Plantation and forest at the edge of the National Park

Clearing net rides in the rain forest is hard work!

The Ringing Base at the new Kakum site - Tina, Steve and Rachel

Blue-Billed Malimbe, Kakum

Beautiful Brenu Beach (where I’m again very happy to be writing this blog from) has revealed 3 Spotted Flycatchers on one transect in rather open scrubby habitat a little inland, compared to one seen off-transect in a cassava field last time. Have they been here all along and switched habitat later in the winter as other habitat became unsuitable or have they moved in from elsewhere in the past month? It seems a little dryer here than last time. One Whinchat was viewed on transect and one off-transect, two were also recorded previously. No Garden Warblers or Nightingales have been recorded on transects but one of each have so far been caught during mist-netting, the Garden Warbler with little fat and the Nightingale seemingly fattening up for migration, as well as one Melodious Warbler, so very recent reports further North of possible passage of Nightingales and Melodious Warblers may well be true but not all have yet moved on.

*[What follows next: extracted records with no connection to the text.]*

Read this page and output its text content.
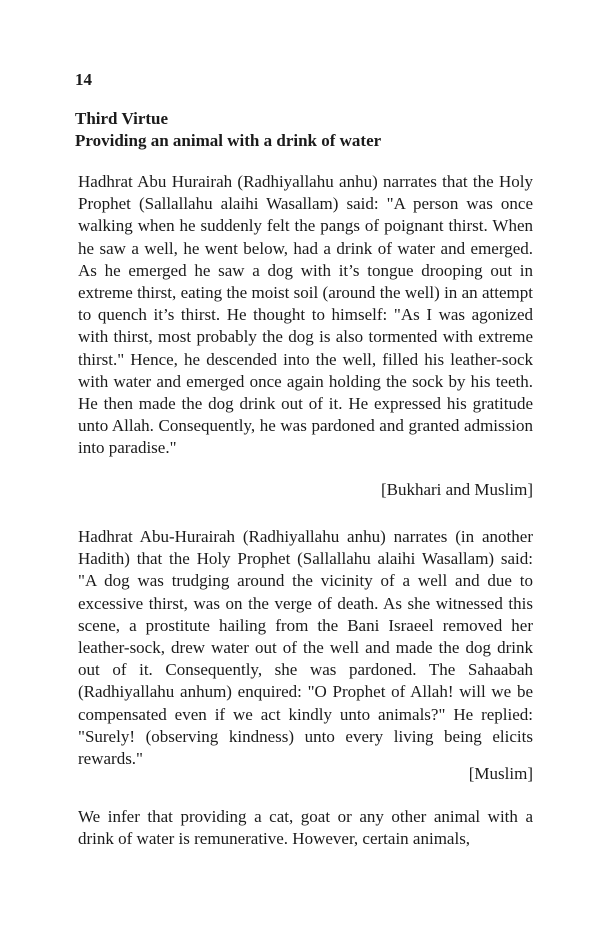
14
Third Virtue
Providing an animal with a drink of water

Hadhrat Abu Hurairah (Radhiyallahu anhu) narrates that the Holy Prophet (Sallallahu alaihi Wasallam) said: "A person was once walking when he suddenly felt the pangs of poignant thirst. When he saw a well, he went below, had a drink of water and emerged. As he emerged he saw a dog with it’s tongue drooping out in extreme thirst, eating the moist soil (around the well) in an attempt to quench it’s thirst. He thought to himself: "As I was agonized with thirst, most probably the dog is also tormented with extreme thirst." Hence, he descended into the well, filled his leather-sock with water and emerged once again holding the sock by his teeth. He then made the dog drink out of it. He expressed his gratitude unto Allah. Consequently, he was pardoned and granted admission into paradise."

[Bukhari and Muslim]

Hadhrat Abu-Hurairah (Radhiyallahu anhu) narrates (in another Hadith) that the Holy Prophet (Sallallahu alaihi Wasallam) said: "A dog was trudging around the vicinity of a well and due to excessive thirst, was on the verge of death. As she witnessed this scene, a prostitute hailing from the Bani Israeel removed her leather-sock, drew water out of the well and made the dog drink out of it. Consequently, she was pardoned. The Sahaabah (Radhiyallahu anhum) enquired: "O Prophet of Allah! will we be compensated even if we act kindly unto animals?" He replied: "Surely! (observing kindness) unto every living being elicits rewards."

[Muslim]

We infer that providing a cat, goat or any other animal with a drink of water is remunerative. However, certain animals,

Tourism on the coast is developing at break-neck speed and some coastal scrub has already been cleared even since our last visit. A nice-looking patch of scrub next to our constant-effort ringing site has been ear-marked for a new resort so this valuable habitat for Nightingales and Garden Warblers is certainly under threat at the moment, making it all the more important that we find out soon how habitat change may affect declining populations of wintering migrants. It’s been a pleasure to have been in Ghana working on this project over the last 10 weeks or so and I’m looking forward to looking at the whole dataset for these last two visits. The thanks, of course, must go to Chris Hewson for becoming a father leaving me to step into his fieldwork shoes (not literally you understand) – congratulations Chris!